I came in to ask that very same hijack question. It must have been on NPR that I heard a woman talking about folding and pinning and starching a square of linen or cotton into a nurse’s cap. I knew they were unique to the school/hospital, but I assumed a nurse’s cap was like any other uniform piece. You went to the uniform shop and bought one. Fought my ignorance, that story did.

Really? I’m going to be the first person to give the “plumper nurses” thing a WTF? Or is this type of pronouncement just a given in this guy’s posts?

Since he thinks all fat babes dress the same, and doesn’t like their choice, I’d go for “just a given.”

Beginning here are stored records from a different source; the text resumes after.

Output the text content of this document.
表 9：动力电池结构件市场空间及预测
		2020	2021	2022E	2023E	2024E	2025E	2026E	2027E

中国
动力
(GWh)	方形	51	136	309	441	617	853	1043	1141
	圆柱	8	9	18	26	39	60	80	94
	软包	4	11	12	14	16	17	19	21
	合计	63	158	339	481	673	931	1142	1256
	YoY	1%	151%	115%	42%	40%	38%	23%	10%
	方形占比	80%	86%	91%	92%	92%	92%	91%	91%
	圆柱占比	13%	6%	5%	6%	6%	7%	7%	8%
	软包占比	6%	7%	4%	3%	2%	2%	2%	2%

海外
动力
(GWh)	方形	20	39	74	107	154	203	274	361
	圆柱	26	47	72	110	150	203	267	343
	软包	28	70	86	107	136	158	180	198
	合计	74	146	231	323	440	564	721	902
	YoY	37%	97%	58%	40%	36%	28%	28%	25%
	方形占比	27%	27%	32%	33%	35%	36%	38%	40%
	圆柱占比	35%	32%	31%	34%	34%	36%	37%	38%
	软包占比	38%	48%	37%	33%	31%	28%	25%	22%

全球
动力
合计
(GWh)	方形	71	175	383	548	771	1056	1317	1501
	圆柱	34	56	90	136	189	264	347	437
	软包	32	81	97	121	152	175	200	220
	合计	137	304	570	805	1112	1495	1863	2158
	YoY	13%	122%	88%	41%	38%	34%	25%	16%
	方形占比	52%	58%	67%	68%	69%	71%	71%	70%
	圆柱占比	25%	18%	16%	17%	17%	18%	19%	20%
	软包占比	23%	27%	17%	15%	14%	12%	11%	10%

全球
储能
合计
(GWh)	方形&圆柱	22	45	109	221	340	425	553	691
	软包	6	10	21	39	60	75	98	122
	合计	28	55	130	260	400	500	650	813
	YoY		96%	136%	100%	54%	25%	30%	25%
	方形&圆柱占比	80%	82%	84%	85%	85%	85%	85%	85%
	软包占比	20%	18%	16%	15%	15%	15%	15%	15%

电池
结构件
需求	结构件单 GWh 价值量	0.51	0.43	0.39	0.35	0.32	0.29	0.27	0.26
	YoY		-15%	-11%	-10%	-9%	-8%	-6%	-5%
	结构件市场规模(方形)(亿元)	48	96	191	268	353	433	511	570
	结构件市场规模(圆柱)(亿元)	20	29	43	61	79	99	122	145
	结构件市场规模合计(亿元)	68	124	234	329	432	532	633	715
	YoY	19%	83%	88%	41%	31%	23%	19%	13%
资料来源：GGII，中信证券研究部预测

Back in the mid-to-late 70s, when I was in nursing school, we guys had to wear white zip-front polyester tops, white belt, white pants, white socks and white shoes. Christ, I hated that outfit. I was living alone at the time and hated ironing…so I’d put the uniform between my mattress and box spring to “iron” it while I slept.

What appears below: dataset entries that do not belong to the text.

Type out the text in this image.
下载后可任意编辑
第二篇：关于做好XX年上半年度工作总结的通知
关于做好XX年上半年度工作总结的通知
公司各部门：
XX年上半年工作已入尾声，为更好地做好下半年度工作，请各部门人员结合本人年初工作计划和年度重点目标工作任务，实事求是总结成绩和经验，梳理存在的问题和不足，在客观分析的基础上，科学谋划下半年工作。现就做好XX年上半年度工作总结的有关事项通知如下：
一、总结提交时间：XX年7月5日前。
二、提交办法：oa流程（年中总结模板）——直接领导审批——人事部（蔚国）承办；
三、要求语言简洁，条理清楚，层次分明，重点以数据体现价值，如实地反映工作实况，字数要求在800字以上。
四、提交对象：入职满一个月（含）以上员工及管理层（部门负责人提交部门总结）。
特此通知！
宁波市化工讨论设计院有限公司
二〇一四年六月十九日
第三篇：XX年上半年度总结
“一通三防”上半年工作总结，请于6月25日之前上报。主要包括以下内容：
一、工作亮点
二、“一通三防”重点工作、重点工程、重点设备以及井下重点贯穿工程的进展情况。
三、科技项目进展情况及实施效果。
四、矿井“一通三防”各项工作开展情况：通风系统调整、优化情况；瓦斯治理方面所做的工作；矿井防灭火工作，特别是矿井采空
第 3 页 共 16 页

My ex would starch her nursing cap (the thing unfolded for cleaning) and slap it on the side of the 'fridge until it dried.

Slight hijack, I’m surprised I didn’t get kicked out of nursing school…we did a few weeks on a urology floor during a med-surg rotation and one of my instructors read me the riot act because I’d answer the phone, “Urology…can you hold?” :smack:

Thank you for that. I needed a great laugh and that was hilarious. :slight_smile:

Formal wear?!

Not quite the same thing, but there was a bit of furor among the staff kind of recently when one of our downtown hospitals stopped letting nurses wear Spongebob or whatever scrubs they liked and started requiring they wear scrubs color coded by job - medical, surgical, pediatric, whatever. (Which is the way they wear them on Scrubs, sort of.) The complaints were because of expense (they’d spent a lot of money on Spongebob scrubs and it’s not like you can wear them out on the town) and suppression of individuality and whatnot, but as far as I know they went through with it.

All of the nurses in one of the medical units where I work have decided to adopt unofficial uniforms. They all agree on what common outfits they will wear from day to day. I noticed the first time I saw all of them wearing Spongebob scrubs.